E' da un pò che ho tra le mani questo promo, ma per una serie di disavventure solo ora riesco a mettermi qui, di fronte al mio computer a scrivere la recensione. I lettori di SLAM! sicuramente conoscono già questo nome e i più attenti ricorderanno l'intervista di inizio anno, quando JO ci dava delle anticipazioni sul disco e ci presentava il nuovo vocalist Harry Kill Kill (Hollywood Killerz).

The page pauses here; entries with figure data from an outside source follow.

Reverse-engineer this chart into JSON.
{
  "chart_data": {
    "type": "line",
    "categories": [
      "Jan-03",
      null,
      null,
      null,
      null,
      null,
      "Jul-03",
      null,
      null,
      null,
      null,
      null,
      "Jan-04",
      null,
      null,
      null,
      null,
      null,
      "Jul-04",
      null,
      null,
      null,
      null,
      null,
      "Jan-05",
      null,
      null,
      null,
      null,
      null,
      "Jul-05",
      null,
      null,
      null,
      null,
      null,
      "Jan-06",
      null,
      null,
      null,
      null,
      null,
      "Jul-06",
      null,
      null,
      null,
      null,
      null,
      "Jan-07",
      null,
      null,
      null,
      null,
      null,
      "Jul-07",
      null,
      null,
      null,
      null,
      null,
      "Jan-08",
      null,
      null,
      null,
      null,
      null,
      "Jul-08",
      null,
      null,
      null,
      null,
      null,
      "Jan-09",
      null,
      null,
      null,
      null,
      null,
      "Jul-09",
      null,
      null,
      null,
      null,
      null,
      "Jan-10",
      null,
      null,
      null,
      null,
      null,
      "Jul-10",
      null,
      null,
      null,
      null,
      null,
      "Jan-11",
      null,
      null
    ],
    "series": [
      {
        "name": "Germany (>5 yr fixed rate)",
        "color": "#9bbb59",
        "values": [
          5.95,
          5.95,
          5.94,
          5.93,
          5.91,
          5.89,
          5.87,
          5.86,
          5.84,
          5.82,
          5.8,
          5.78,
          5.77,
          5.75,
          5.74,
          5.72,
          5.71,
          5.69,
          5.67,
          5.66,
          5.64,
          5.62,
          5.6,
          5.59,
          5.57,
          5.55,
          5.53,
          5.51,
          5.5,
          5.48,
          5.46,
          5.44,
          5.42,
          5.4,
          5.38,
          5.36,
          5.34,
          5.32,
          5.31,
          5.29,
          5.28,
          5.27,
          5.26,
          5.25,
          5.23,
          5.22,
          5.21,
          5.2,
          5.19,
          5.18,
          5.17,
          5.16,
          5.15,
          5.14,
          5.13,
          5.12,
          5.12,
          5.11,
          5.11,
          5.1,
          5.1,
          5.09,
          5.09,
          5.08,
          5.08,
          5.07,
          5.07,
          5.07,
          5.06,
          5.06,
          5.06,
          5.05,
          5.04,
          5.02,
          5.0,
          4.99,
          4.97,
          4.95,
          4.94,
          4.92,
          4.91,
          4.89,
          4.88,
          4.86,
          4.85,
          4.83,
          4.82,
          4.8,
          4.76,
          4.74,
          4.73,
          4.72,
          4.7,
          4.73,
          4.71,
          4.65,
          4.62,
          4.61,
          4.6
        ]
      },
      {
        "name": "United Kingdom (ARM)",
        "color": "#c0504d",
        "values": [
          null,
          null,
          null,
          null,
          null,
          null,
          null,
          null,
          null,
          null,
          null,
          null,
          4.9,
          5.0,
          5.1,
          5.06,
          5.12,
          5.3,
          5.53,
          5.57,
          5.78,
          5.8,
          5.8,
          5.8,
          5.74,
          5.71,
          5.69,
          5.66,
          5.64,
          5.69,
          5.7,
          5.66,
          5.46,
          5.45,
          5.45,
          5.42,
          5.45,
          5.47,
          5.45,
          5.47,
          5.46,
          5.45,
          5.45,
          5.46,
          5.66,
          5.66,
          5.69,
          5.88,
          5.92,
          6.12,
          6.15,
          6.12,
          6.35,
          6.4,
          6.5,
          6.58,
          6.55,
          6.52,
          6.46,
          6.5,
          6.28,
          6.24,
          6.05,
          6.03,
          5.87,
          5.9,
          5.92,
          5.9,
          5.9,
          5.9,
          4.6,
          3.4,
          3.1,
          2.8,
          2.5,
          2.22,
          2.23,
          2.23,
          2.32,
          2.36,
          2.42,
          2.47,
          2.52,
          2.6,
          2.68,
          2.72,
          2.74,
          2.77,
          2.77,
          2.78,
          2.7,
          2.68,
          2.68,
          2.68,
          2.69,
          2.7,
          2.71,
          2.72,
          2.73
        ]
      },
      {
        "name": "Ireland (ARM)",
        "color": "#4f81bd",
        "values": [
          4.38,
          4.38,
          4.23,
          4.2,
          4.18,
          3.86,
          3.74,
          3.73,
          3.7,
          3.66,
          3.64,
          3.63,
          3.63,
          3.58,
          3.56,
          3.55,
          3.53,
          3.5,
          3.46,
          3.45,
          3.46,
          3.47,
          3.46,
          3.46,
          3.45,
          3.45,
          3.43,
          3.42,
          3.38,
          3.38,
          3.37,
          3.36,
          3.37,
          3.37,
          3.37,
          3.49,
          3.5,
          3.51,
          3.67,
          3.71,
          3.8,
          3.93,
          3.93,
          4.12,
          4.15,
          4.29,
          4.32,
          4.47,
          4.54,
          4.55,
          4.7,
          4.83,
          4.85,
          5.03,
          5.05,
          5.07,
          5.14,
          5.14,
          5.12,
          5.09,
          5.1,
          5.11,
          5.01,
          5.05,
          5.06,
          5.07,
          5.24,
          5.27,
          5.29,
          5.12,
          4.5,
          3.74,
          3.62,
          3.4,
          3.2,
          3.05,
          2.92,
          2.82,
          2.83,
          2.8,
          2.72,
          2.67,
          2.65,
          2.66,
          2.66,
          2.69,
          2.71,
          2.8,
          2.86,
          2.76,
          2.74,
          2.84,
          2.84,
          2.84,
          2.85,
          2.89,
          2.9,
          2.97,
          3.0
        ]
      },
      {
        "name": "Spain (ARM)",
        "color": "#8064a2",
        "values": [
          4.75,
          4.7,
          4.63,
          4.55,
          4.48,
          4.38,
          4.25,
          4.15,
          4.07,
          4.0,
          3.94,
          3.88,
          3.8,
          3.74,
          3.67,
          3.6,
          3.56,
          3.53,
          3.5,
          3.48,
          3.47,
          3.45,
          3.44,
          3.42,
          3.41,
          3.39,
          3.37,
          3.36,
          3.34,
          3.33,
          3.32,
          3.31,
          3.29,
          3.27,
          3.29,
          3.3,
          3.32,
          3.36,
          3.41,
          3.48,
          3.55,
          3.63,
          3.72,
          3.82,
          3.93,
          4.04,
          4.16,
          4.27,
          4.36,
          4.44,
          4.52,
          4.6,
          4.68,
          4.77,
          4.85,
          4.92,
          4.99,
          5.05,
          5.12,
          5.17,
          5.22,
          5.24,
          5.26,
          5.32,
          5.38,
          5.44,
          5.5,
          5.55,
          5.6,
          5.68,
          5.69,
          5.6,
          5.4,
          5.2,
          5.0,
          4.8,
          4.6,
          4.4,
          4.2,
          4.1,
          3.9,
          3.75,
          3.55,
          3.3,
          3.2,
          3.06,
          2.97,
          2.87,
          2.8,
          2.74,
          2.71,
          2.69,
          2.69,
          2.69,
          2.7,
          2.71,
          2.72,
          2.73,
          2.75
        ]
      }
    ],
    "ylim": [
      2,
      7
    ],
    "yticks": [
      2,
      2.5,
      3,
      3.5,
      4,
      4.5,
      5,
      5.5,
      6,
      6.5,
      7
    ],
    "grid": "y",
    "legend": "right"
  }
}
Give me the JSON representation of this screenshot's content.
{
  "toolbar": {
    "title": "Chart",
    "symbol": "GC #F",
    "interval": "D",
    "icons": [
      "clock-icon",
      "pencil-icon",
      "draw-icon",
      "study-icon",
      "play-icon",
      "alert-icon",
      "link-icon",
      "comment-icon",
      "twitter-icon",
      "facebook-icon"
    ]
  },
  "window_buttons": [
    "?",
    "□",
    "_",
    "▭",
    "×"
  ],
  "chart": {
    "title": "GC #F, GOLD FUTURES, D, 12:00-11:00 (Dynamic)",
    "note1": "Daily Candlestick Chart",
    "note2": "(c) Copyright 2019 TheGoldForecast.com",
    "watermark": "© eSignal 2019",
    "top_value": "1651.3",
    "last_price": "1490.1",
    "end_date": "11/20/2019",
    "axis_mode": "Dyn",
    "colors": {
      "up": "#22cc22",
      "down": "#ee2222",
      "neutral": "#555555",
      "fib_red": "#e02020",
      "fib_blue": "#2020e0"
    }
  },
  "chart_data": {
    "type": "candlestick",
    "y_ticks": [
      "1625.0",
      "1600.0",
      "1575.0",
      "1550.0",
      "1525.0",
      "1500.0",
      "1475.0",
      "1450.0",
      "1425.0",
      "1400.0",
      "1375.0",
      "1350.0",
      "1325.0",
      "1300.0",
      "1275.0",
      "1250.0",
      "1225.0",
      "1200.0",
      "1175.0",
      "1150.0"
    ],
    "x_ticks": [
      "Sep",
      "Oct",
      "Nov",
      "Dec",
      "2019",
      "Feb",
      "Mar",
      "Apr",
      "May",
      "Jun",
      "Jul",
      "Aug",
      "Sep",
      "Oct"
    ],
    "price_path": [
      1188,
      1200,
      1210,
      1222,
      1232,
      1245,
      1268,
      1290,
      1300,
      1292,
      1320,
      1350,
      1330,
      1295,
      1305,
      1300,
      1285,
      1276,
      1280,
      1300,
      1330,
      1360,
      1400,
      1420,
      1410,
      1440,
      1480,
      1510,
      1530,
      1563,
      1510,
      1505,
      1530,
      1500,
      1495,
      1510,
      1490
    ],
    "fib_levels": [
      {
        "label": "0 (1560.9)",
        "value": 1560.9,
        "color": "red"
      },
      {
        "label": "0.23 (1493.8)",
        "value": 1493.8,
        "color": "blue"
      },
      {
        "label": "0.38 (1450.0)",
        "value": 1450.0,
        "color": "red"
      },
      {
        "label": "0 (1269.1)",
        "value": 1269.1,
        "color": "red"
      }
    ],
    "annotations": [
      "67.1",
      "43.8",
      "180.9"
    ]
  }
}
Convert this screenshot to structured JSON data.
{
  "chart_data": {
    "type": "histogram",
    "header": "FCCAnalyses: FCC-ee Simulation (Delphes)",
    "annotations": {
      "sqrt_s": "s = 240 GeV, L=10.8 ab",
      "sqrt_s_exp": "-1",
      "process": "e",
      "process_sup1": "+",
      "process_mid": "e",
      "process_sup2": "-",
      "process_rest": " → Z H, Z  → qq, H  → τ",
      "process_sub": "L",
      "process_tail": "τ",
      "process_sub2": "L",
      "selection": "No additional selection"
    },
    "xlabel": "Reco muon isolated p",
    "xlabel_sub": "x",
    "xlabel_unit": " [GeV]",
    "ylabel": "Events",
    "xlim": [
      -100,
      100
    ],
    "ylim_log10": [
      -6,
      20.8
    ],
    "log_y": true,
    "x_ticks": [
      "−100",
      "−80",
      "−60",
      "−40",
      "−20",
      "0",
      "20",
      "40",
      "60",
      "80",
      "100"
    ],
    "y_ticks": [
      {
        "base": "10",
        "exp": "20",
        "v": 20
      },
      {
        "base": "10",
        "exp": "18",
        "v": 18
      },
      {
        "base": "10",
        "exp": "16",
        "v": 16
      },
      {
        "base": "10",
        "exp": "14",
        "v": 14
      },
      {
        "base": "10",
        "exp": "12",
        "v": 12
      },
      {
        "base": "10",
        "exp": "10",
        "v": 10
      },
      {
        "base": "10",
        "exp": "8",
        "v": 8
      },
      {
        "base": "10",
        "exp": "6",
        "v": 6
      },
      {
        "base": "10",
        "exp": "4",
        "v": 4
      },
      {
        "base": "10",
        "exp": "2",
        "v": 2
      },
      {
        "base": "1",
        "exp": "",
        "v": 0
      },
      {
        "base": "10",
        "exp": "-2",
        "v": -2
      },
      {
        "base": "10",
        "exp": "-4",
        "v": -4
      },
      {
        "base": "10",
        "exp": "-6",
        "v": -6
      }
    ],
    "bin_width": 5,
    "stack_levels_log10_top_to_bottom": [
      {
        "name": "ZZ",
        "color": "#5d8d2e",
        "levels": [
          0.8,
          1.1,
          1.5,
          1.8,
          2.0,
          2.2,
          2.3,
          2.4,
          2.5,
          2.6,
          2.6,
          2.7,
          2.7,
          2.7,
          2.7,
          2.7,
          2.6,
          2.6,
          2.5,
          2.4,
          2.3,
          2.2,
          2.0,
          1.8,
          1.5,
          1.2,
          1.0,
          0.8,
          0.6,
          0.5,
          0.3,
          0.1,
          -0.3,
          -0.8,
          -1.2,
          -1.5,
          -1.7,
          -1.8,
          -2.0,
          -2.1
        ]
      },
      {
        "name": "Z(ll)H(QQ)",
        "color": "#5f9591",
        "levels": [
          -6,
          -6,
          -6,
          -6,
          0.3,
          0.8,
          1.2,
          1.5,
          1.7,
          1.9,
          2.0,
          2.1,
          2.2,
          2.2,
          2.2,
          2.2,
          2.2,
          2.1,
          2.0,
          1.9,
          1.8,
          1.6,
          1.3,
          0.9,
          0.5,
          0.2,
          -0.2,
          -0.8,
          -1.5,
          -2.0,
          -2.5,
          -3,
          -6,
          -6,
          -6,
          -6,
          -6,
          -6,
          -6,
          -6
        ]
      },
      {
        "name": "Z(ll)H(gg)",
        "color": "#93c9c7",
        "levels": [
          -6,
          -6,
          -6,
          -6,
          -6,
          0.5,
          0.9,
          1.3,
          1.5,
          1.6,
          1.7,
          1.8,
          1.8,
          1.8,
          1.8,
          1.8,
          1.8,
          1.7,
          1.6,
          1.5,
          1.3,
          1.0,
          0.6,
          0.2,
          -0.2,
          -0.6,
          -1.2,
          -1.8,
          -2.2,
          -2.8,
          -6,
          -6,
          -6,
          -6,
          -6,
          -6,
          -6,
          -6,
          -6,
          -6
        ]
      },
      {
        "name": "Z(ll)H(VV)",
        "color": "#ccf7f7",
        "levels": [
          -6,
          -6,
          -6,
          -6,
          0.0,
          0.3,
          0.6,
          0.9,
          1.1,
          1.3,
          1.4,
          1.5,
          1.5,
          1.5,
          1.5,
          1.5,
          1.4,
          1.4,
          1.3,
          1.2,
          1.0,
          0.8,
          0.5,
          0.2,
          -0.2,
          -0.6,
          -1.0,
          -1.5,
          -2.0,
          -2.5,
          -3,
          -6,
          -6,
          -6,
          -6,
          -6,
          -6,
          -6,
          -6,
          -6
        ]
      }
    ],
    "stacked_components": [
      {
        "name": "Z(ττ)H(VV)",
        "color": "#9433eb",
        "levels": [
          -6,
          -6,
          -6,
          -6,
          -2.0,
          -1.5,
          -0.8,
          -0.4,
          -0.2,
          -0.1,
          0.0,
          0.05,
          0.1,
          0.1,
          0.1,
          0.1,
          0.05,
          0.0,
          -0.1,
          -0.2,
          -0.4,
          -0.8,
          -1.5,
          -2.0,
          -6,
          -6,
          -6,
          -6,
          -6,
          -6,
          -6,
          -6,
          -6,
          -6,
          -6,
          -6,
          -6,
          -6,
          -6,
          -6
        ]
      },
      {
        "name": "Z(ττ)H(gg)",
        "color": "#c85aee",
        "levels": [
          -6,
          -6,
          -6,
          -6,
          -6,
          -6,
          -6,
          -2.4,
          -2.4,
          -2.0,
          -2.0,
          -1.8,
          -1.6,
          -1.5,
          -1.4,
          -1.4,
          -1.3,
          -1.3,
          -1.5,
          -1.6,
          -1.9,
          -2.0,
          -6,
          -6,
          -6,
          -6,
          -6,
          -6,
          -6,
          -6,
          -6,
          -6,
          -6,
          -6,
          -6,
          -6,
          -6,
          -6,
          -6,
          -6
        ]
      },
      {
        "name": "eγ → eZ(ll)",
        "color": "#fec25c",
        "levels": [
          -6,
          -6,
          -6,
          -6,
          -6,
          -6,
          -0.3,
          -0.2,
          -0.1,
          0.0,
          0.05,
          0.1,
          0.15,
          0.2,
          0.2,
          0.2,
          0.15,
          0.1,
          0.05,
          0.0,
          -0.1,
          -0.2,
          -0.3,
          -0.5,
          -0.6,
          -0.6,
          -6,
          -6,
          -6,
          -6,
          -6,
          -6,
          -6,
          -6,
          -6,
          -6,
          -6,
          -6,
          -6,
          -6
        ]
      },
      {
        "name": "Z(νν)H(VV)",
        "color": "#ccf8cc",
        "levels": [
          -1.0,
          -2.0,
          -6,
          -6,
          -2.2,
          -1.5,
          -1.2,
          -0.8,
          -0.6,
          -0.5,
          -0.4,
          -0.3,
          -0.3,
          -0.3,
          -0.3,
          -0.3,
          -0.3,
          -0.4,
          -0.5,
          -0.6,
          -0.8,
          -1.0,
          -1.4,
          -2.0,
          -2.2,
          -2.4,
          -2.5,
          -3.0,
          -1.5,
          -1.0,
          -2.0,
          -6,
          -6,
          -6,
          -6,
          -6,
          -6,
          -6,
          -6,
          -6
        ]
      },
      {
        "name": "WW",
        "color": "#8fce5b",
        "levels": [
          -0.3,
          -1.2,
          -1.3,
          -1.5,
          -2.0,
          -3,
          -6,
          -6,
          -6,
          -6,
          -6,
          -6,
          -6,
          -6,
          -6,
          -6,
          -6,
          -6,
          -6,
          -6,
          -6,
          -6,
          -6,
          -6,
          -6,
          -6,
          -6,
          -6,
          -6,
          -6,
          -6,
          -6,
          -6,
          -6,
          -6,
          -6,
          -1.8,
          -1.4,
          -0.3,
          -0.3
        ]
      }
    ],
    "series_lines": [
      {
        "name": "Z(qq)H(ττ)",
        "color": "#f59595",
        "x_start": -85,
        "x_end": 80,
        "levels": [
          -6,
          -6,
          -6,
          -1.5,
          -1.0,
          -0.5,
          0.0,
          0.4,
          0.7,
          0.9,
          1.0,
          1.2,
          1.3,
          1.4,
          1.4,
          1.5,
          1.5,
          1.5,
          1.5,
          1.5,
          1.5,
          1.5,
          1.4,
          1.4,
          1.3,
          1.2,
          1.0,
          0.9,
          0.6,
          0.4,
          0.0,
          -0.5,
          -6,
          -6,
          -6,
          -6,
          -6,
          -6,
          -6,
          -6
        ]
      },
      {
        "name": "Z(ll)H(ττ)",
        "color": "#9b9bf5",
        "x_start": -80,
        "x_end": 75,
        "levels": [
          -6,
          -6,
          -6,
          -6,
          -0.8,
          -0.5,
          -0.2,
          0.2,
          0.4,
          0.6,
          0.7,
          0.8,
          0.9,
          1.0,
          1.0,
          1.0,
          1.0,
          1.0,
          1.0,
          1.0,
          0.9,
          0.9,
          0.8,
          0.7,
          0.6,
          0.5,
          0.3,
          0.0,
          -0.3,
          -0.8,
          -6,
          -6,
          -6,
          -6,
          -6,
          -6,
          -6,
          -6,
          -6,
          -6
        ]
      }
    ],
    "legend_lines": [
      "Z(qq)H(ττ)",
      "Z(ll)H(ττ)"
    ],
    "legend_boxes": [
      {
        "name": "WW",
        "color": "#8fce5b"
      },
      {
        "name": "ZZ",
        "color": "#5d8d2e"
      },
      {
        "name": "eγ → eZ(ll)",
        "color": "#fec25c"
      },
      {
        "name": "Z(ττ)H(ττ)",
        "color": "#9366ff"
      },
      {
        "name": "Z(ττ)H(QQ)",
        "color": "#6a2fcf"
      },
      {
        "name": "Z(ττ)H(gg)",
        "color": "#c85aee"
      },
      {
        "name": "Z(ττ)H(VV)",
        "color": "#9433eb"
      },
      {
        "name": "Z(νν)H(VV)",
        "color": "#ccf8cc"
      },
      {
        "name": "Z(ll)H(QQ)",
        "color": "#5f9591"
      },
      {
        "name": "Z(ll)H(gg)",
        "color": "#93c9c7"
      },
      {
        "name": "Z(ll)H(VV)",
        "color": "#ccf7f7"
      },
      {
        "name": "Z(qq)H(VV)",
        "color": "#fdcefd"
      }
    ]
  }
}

Da allora un pò di cose sono cambiate, infatti c'è stato l'inserimento del nuovo cantante Alex e il sound ha avuto un notevole miglioramento grazie anche all'ottimo lavoro del chitarrista Craig Coffey dietro alla consolle e al buon lavoro fatto in sede di chorus dalla band. E' difficile etichettare la band ligure perchè riesce molto bene ad assemblare sonorità Eighties e Seventies, glam e hard rock (lasciando un pò da parte le vecchie puntatine punkeggianti presenti nei vecchi demo) e non riesco proprio ad accostarli a nessuna band, ma se vi può servire nel disco troviamo tre ottime cover: la prima è "Trash Queen" dei cult glamster inglesi WRATHCHILD, davvero ben fatta; la seconda arriva direttamente dal disco "The Love Drag Years" degli STAR STAR, "Groovy Guru Gangster Girl", anche questa su livelli alti e la terza ed ultima è "Nobody Loves You Like I Do" presa dal repertorio LONDON/SPIDERS & SNAKES.

Tornando a parlare delle song del gruppo, continua a piacermi l'opener "Tears" (già sentita sul vecchio promo con il cantato di Harry), una rock song diretta, potente e sculettante, mentre "Love And Decadence" ha sempre il suo fascino romantico "decadente" e più l'ascolto e più mi piace. Un'altro brano che mi ha esaltato è stato "So Lonely" mentre non mi ha troppo convinto "Midsummer's Day Dream". In definitiva decisamente un buon lavoro curato sotto tutti gli aspetti e consigliato a tutti gli amanti del genere.